連中と話すと、今月は当直は何回目だとか、連続何時間勤務だとか、昨日の夕ごはんは何時まで取れなかったとか、今日は午前外来が長引きすぎて昼ごはんが取れなかったとか、そういった武勇伝を聞かされるものである。戦時中の兵隊が、ひもじさに耐えるために、お国のためと自分に言い聞かせて自身を納得させていたように、医者も、そういった苦痛を、自分の仕事が神聖であるゆえと言い聞かせて納得させてきた。
いつしか、俺のほうが人よりも苦しんでいるという気持ちをエネルギー源にして働く修正ができている。
こういう気分で働くのは、あまり健全なこととはいえまい。
そういう話を官僚の友人にすると、中央官庁の官僚もそういうものだ、という。なるほど。連中の不遜は、そこに理由があったか。自身のくだらない仕事が国のためになっていると彼らが信じるのは、余程の苦痛があったからであろう。

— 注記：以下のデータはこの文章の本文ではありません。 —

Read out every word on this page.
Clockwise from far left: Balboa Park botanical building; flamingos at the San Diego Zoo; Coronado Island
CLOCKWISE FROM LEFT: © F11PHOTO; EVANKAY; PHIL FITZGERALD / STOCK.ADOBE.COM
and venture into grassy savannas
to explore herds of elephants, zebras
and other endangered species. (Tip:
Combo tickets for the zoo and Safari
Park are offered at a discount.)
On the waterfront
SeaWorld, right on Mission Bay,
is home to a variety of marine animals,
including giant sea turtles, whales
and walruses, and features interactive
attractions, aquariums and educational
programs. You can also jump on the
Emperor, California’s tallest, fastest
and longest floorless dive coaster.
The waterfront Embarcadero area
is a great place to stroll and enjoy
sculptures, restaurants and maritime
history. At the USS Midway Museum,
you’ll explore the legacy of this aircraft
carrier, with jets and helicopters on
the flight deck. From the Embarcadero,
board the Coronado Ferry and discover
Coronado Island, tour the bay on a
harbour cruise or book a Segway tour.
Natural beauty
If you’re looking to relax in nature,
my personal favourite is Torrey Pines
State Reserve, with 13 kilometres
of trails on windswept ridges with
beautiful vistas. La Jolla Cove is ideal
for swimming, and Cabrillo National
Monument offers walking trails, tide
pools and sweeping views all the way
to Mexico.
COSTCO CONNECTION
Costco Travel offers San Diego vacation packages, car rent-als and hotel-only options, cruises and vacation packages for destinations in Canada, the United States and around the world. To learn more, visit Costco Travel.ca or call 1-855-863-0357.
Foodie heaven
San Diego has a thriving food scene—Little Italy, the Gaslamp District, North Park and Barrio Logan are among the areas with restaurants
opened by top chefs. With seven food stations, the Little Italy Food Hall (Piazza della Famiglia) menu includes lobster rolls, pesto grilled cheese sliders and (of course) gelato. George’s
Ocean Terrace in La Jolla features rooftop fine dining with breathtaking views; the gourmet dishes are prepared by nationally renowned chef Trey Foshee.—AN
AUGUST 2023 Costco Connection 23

厄介なのは、彼らや僕達が、不遜で人の言うことに耳を貸せなくなるということだけではない。マゾヒスト的なメンタリティで仕事をする人間は、自分だけが苦労するのは、やはり気に入らない、不愉快になってくるのだ。そういう人間は、他人にも同じ苦労を背負わせねば不公平だと、奇妙な正義感をもって、のんびり生きている人間を断罪したがるのだ。
育休や産休がほしい?当直はやりたくない?ふざけるな!俺がどれだけ苦労していると思っているんだ。そんなやつは辞めてしまえ!
医療崩壊があって、そういうメンタリティの問題がはっきりしてきた今でもそういう事を言う人達がいる。もう少し余裕を持って仕事しようよ。君たち、面倒くさいよ。